Болотные рубежи, холодные рубежи…
Уже не один ноябрь тут люди ведут войну.
Ужи не прошелестят, и заяц не пробежит,
лишь ветер наносит рябь на Западную Двину.
Как низко растет трава, как ягоды тут горьки!
Вода в желобах колей, вода на следах подков.
Но люди ведут войну, зарылись под бугорки
у вешек минных полей, у проволочных витков.
В трясину войдет снаряд и рвется внутри земли,
и бомбу тянет взасос угрюмая глубина,
а дзоты стоят в воде, как Ноевы корабли,
и всюду душа бойца, высокая, как сосна.
К болоту солдат привык, наводит порядок свой.
Живет он как на плоту, а думает о враге,
что ворог особо злой, что места сухого нет,
что надо на кочке той стоять на одной ноге.
Заместо ступеньки пень я вижу перед избой,
старинный стоит светец, лучина трещит светло.
На лавке лежит боец с разбитою головой.
И как его довезли в заброшенное село?
Он бредит, он говорит о пуле над головой:
«… Но если я слышу свист, то, значит, она не мне…»
А девушка-санитар приходит с живой водой,
с письмом от его сестры и с сумкою на ремне.
А прялка жужжит в избе, и сучит старуха нить.
И разве, чтоб умереть, добрался боец сюда?
А девушка перед ним, а раненый просит пить,
за окнами долгий гул, и в кружке стоит вода.
Он бредит, он говорит, что надо вперед, бегом,
что эта вода желта и рвотна, как рыбий жир,
что чавкает зыбкий грунт, как жаба, под сапогом,
что надо б скорей пройти болотные рубежи…
Товарищ, приди в себя, ты ранен нетяжело!
Не пули свистят вокруг, а вздрагивают провода.
Тут госпиталь, тишина, калининское село.
Ты выживешь, мы пойдем в литовские города.
За окнами вспышки, блеск, артиллерийский гул,
тяжелый и влажный снег врывается за шинель…
Но разве хотя б один о теплой избе вздохнул
и разве в таких боях мечтают о тишине?
О, только не тишина! Скорее бы за порог!
А сколько осталось верст до Риги от кочки той,
до твердой земли полей, до камня сухих дорог,
до Каунаса, до небес Прибалтики золотой?
Нам каждый аршин земли считается в десять верст,
не реки, но и поля бойцы переходят вброд,
в туманах глаза бойцов отвыкли уже от звезд!
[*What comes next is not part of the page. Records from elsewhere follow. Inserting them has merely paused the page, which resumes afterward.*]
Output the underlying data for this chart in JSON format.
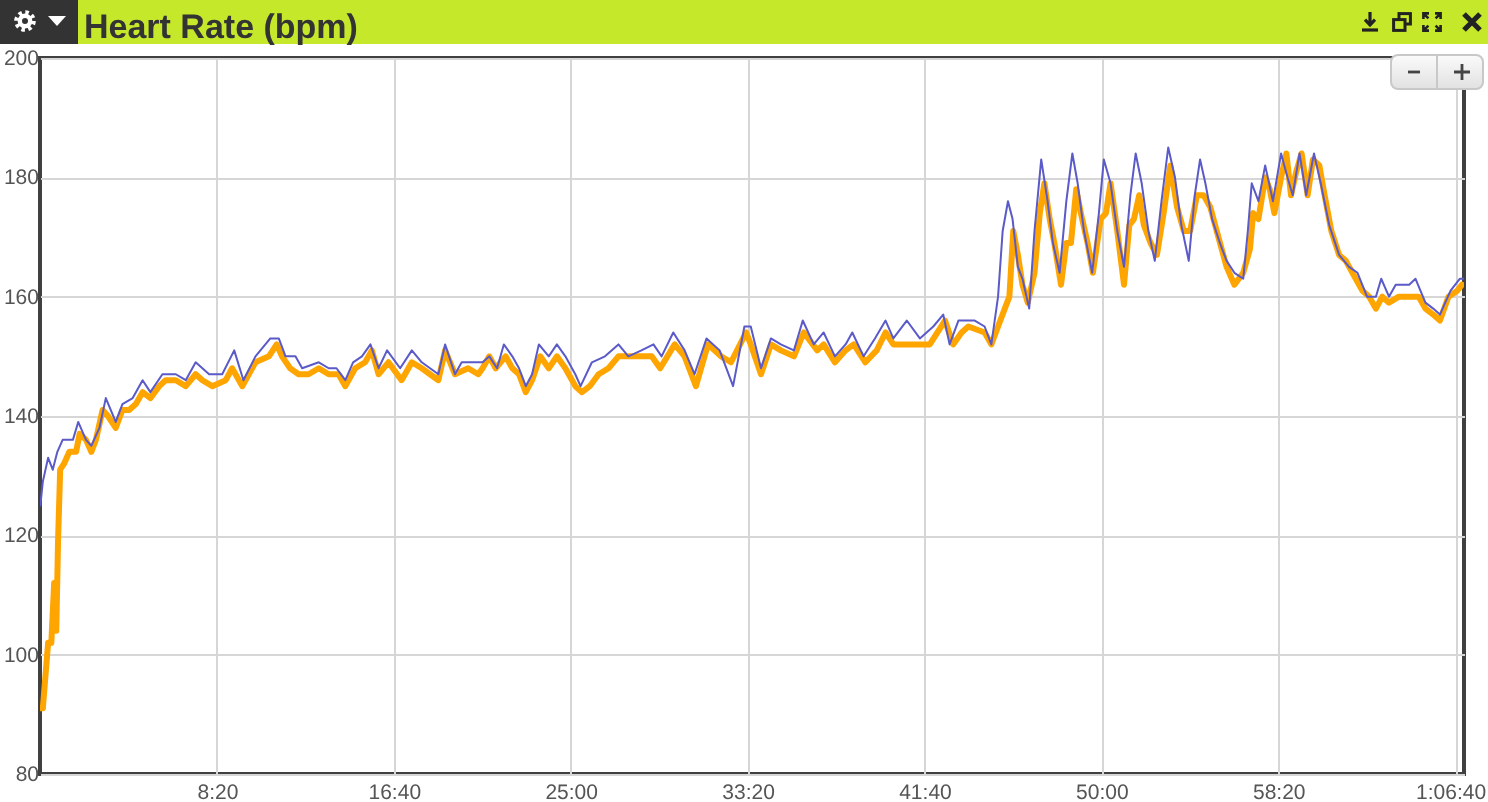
{
  "chart_data": {
    "type": "line",
    "title": "Heart Rate (bpm)",
    "xlim": [
      0,
      4025
    ],
    "ylim": [
      80,
      200
    ],
    "xticks": [
      {
        "value": 500,
        "label": "8:20"
      },
      {
        "value": 1000,
        "label": "16:40"
      },
      {
        "value": 1500,
        "label": "25:00"
      },
      {
        "value": 2000,
        "label": "33:20"
      },
      {
        "value": 2500,
        "label": "41:40"
      },
      {
        "value": 3000,
        "label": "50:00"
      },
      {
        "value": 3500,
        "label": "58:20"
      },
      {
        "value": 4000,
        "label": "1:06:40"
      }
    ],
    "yticks": [
      80,
      100,
      120,
      140,
      160,
      180,
      200
    ],
    "grid": true,
    "series": [
      {
        "color": "#ffa500",
        "x": [
          0,
          8,
          23,
          32,
          40,
          46,
          51,
          57,
          68,
          83,
          102,
          112,
          130,
          145,
          158,
          177,
          192,
          214,
          233,
          252,
          271,
          290,
          312,
          337,
          355,
          384,
          412,
          440,
          459,
          487,
          525,
          543,
          572,
          609,
          647,
          669,
          684,
          707,
          731,
          759,
          788,
          816,
          844,
          863,
          891,
          919,
          938,
          957,
          985,
          1022,
          1051,
          1079,
          1126,
          1145,
          1173,
          1210,
          1239,
          1251,
          1270,
          1288,
          1316,
          1335,
          1354,
          1373,
          1391,
          1414,
          1438,
          1461,
          1485,
          1513,
          1532,
          1554,
          1579,
          1607,
          1635,
          1663,
          1700,
          1729,
          1753,
          1794,
          1822,
          1854,
          1888,
          1925,
          1953,
          1996,
          2009,
          2038,
          2066,
          2094,
          2131,
          2159,
          2197,
          2215,
          2247,
          2277,
          2300,
          2333,
          2365,
          2390,
          2412,
          2450,
          2487,
          2515,
          2558,
          2581,
          2605,
          2624,
          2670,
          2689,
          2708,
          2727,
          2740,
          2751,
          2764,
          2777,
          2792,
          2811,
          2826,
          2839,
          2854,
          2867,
          2886,
          2901,
          2914,
          2929,
          2942,
          2961,
          2976,
          2998,
          3013,
          3026,
          3045,
          3064,
          3079,
          3092,
          3107,
          3120,
          3139,
          3157,
          3176,
          3195,
          3214,
          3233,
          3251,
          3270,
          3289,
          3308,
          3326,
          3354,
          3376,
          3401,
          3420,
          3429,
          3444,
          3463,
          3476,
          3489,
          3508,
          3523,
          3536,
          3551,
          3566,
          3583,
          3598,
          3616,
          3631,
          3650,
          3672,
          3691,
          3719,
          3738,
          3757,
          3776,
          3794,
          3813,
          3841,
          3878,
          3897,
          3916,
          3938,
          3957,
          3981,
          4006,
          4019
        ],
        "values": [
          91,
          91,
          102,
          102,
          112,
          104,
          119,
          131,
          132,
          134,
          134,
          137,
          136,
          134,
          136,
          141,
          140,
          138,
          141,
          141,
          142,
          144,
          143,
          145,
          146,
          146,
          145,
          147,
          146,
          145,
          146,
          148,
          145,
          149,
          150,
          152,
          150,
          148,
          147,
          147,
          148,
          147,
          147,
          145,
          148,
          149,
          151,
          147,
          149,
          146,
          149,
          148,
          146,
          151,
          147,
          148,
          147,
          148,
          150,
          148,
          150,
          148,
          147,
          144,
          146,
          150,
          148,
          150,
          148,
          145,
          144,
          145,
          147,
          148,
          150,
          150,
          150,
          150,
          148,
          152,
          150,
          145,
          152,
          150,
          149,
          154,
          152,
          147,
          152,
          151,
          150,
          154,
          151,
          152,
          149,
          151,
          152,
          149,
          151,
          154,
          152,
          152,
          152,
          152,
          156,
          152,
          154,
          155,
          154,
          152,
          155,
          158,
          160,
          171,
          167,
          162,
          159,
          164,
          174,
          179,
          173,
          169,
          162,
          169,
          169,
          178,
          174,
          169,
          164,
          173,
          174,
          179,
          171,
          162,
          172,
          173,
          177,
          172,
          169,
          167,
          174,
          182,
          175,
          171,
          171,
          177,
          177,
          175,
          171,
          165,
          162,
          164,
          168,
          174,
          173,
          180,
          178,
          174,
          180,
          184,
          177,
          181,
          184,
          177,
          183,
          182,
          177,
          171,
          167,
          166,
          163,
          161,
          160,
          158,
          160,
          159,
          160,
          160,
          160,
          158,
          157,
          156,
          160,
          161,
          162
        ]
      },
      {
        "color": "#5a5ac8",
        "x": [
          1,
          8,
          23,
          36,
          49,
          64,
          93,
          108,
          130,
          145,
          168,
          186,
          214,
          233,
          262,
          290,
          312,
          346,
          384,
          412,
          440,
          478,
          515,
          549,
          575,
          609,
          651,
          675,
          694,
          722,
          741,
          788,
          816,
          838,
          863,
          885,
          910,
          934,
          957,
          981,
          1018,
          1051,
          1079,
          1126,
          1145,
          1173,
          1192,
          1229,
          1251,
          1270,
          1292,
          1311,
          1335,
          1354,
          1373,
          1391,
          1410,
          1438,
          1461,
          1485,
          1513,
          1528,
          1560,
          1597,
          1635,
          1663,
          1700,
          1734,
          1757,
          1790,
          1822,
          1850,
          1884,
          1921,
          1959,
          1991,
          2009,
          2038,
          2066,
          2094,
          2131,
          2156,
          2187,
          2215,
          2247,
          2277,
          2296,
          2328,
          2360,
          2390,
          2412,
          2450,
          2487,
          2525,
          2553,
          2571,
          2596,
          2605,
          2642,
          2670,
          2689,
          2708,
          2721,
          2736,
          2749,
          2764,
          2777,
          2796,
          2811,
          2830,
          2848,
          2863,
          2882,
          2901,
          2918,
          2933,
          2951,
          2974,
          2993,
          3007,
          3026,
          3045,
          3064,
          3082,
          3097,
          3114,
          3133,
          3151,
          3170,
          3189,
          3208,
          3226,
          3247,
          3264,
          3279,
          3294,
          3313,
          3335,
          3354,
          3376,
          3401,
          3414,
          3425,
          3444,
          3463,
          3485,
          3508,
          3526,
          3541,
          3560,
          3579,
          3601,
          3620,
          3644,
          3672,
          3700,
          3724,
          3751,
          3776,
          3791,
          3813,
          3832,
          3870,
          3888,
          3916,
          3938,
          3957,
          3987,
          4013,
          4024
        ],
        "values": [
          125,
          129,
          133,
          131,
          134,
          136,
          136,
          139,
          136,
          135,
          138,
          143,
          139,
          142,
          143,
          146,
          144,
          147,
          147,
          146,
          149,
          147,
          147,
          151,
          146,
          150,
          153,
          153,
          150,
          150,
          148,
          149,
          148,
          148,
          146,
          149,
          150,
          152,
          148,
          151,
          148,
          151,
          149,
          147,
          152,
          147,
          149,
          149,
          149,
          150,
          148,
          152,
          150,
          148,
          145,
          147,
          152,
          150,
          152,
          150,
          147,
          145,
          149,
          150,
          152,
          150,
          151,
          152,
          150,
          154,
          151,
          147,
          153,
          151,
          145,
          155,
          155,
          148,
          153,
          152,
          151,
          156,
          152,
          154,
          150,
          152,
          154,
          150,
          153,
          156,
          153,
          156,
          153,
          155,
          157,
          152,
          156,
          156,
          156,
          155,
          152,
          160,
          171,
          176,
          173,
          165,
          163,
          158,
          171,
          183,
          176,
          169,
          164,
          176,
          184,
          179,
          171,
          164,
          174,
          183,
          179,
          171,
          165,
          177,
          184,
          179,
          171,
          166,
          176,
          185,
          180,
          172,
          166,
          177,
          183,
          179,
          173,
          169,
          166,
          164,
          163,
          171,
          179,
          176,
          182,
          176,
          184,
          180,
          177,
          184,
          177,
          184,
          179,
          172,
          167,
          165,
          164,
          160,
          160,
          163,
          160,
          162,
          162,
          163,
          159,
          158,
          157,
          161,
          163,
          163
        ]
      }
    ]
  }
}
О чем же еще мечтать, как не о рывке вперед?!
Лучина горит в избе мечтанием о свече,
двух тлеющих папирос два движущихся уголька,
с затяжкой слегка зажглись три звездочки на плече
и поднятая, у губ помедлившая рука…
― Полковник! До нас дошло, что нашими взят Пропойск.
Когда же сквозь гниль болот прикажут и нам пройти?
― Умейте терпеть, майор! На картах у наших войск
помечены далеко проложенные пути.
Мы ближе, чем все войска, к границам врага стоим,
отсюда дороги вниз, отсюда дороги вверх,
и именно, может, нам придется огнем своим
пробить из воды болот дорогу на Кенигсберг.
Мы видели с вами Ржев, весь в кратерах, как луна.
Сквозь Белый прошел мой полк, а город порос травой.
Мы шли без дорог вперед, и нас привела война
за Велиж, где нет людей, изрытый и неживой.
Я с камнем беседу вел, имел разговор с золой,
допрашивал пепел изб, допытывал снег и лед,
я много сырых ночей впритирку провел с землей,
и все отвечало мне: болотами лишь вперед!
Поймите меня, майор, что значит такой ответ:
вперед ― по сплошной воде, засасывающей шаг.
Так, значит, края болот не бездорожье, ― нет! ―
а тем, кто решил идти, ― широкий, прямой большак!
Дорога труднее всех, глухая мура и топь.
Попробуйте-ка ногой, как муторна и вязка!
Но как ее не избрать из тысяч дорог и троп,
когда напрямик она к победе ведет войска?
Когда-нибудь эта жизнь покажется вам во сне:
измученная земля, изодранная войной,
и ранняя седина, и ранний ноябрьский снег,
и раненый здесь, в избе, за Западною Двиной.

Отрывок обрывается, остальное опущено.